Münchens fünfte Jahreszeit...

Sonntag, 22.04.2018

Formfakten

.... nähert sich mit Riesenschritten!

Der Urlaub ist Vergangenheit, der Sommer geht zu Ende, die Schule lauert hinter'm nächsten Wochenende. Alles kein Grund zum Trübsalblasen. Denn die schönsten Tage liegen jetzt zum Greifen nah. "Indian Summer" heißen in Amerika die Wochen, in denen es noch einmal wohlig warm wird, die Früchte ihre letzte Süße bekommen und die Blätter sich langsam goldrot färben. Sonnenblumen strahlen, Spinnweben glitzern im milden Sonnenlicht, Tautropfen glänzen auf den reifen Äpfeln im Garten. "Altweibersommer" sagen wir dazu. Der Ursprung dieser Bezeichnung liegt in der germanischen Mythologie. Vor 1800 gab es im Volksmund nur Sommer und Winter.  Seit etwa 1800 wurde der Frühling der "Junge Weibersommer" genannt, und der Herbst wurde als "Alter Weibersommer" bezeichnet.
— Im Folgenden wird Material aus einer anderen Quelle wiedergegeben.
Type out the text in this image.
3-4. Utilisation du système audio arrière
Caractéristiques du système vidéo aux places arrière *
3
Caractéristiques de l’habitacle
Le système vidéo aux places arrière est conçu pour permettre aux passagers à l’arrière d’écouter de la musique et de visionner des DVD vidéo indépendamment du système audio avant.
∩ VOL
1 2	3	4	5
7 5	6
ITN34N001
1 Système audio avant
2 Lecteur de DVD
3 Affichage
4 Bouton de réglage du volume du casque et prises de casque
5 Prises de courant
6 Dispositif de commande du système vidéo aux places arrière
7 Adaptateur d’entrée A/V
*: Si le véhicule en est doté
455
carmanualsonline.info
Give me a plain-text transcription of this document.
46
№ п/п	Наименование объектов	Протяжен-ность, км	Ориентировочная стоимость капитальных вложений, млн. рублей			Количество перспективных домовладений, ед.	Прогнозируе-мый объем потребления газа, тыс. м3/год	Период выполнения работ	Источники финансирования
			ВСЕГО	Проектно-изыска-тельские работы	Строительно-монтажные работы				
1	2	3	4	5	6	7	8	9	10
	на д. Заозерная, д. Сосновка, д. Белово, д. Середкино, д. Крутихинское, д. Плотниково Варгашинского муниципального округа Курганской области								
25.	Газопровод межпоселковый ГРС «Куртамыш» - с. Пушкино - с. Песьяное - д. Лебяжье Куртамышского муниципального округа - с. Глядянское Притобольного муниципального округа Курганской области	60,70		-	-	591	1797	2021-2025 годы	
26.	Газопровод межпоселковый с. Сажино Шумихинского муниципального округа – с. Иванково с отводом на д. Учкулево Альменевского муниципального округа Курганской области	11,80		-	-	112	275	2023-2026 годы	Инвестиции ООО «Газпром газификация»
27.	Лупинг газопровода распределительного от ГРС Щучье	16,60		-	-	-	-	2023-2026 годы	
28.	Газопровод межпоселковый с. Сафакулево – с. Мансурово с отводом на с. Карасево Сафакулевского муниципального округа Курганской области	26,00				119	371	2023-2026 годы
Der Altweibersommer hat seinen Namen von den vielen dünnen Spinn-Fäden, die in dieser Zeit in der Luft schweben. Mit "weiben" wurde im Altdeutschen das Knüpfen der Spinnweben bezeichnet. Im Volksglaube wurden diese Spinnweben aber auch für Gespinste von Elfen und Zwergen gehalten.

Christen sahen darin ein Zeichen Gottes und auch der heiligen Maria. In Südddeutschland wurden diese Fäden deshalb auch als Marienfaden, Marienhaar, Marienseide oder Mariengarn bezeichnet.

Für viele Münchner*innen hält der Altweibersommer aber noch eine andere Freude bereit: Die Wiesn.

Ob grau, ob blond, rot oder braun - wir helfen Ihnen dabei, Ihr Haar für das Oktoberfest 2017 zu stylen. Am besten gleich einen Termin ausmachen! Zur Einstimmung hier schon mal ein paar aktuelle  Frisurenvorschläge .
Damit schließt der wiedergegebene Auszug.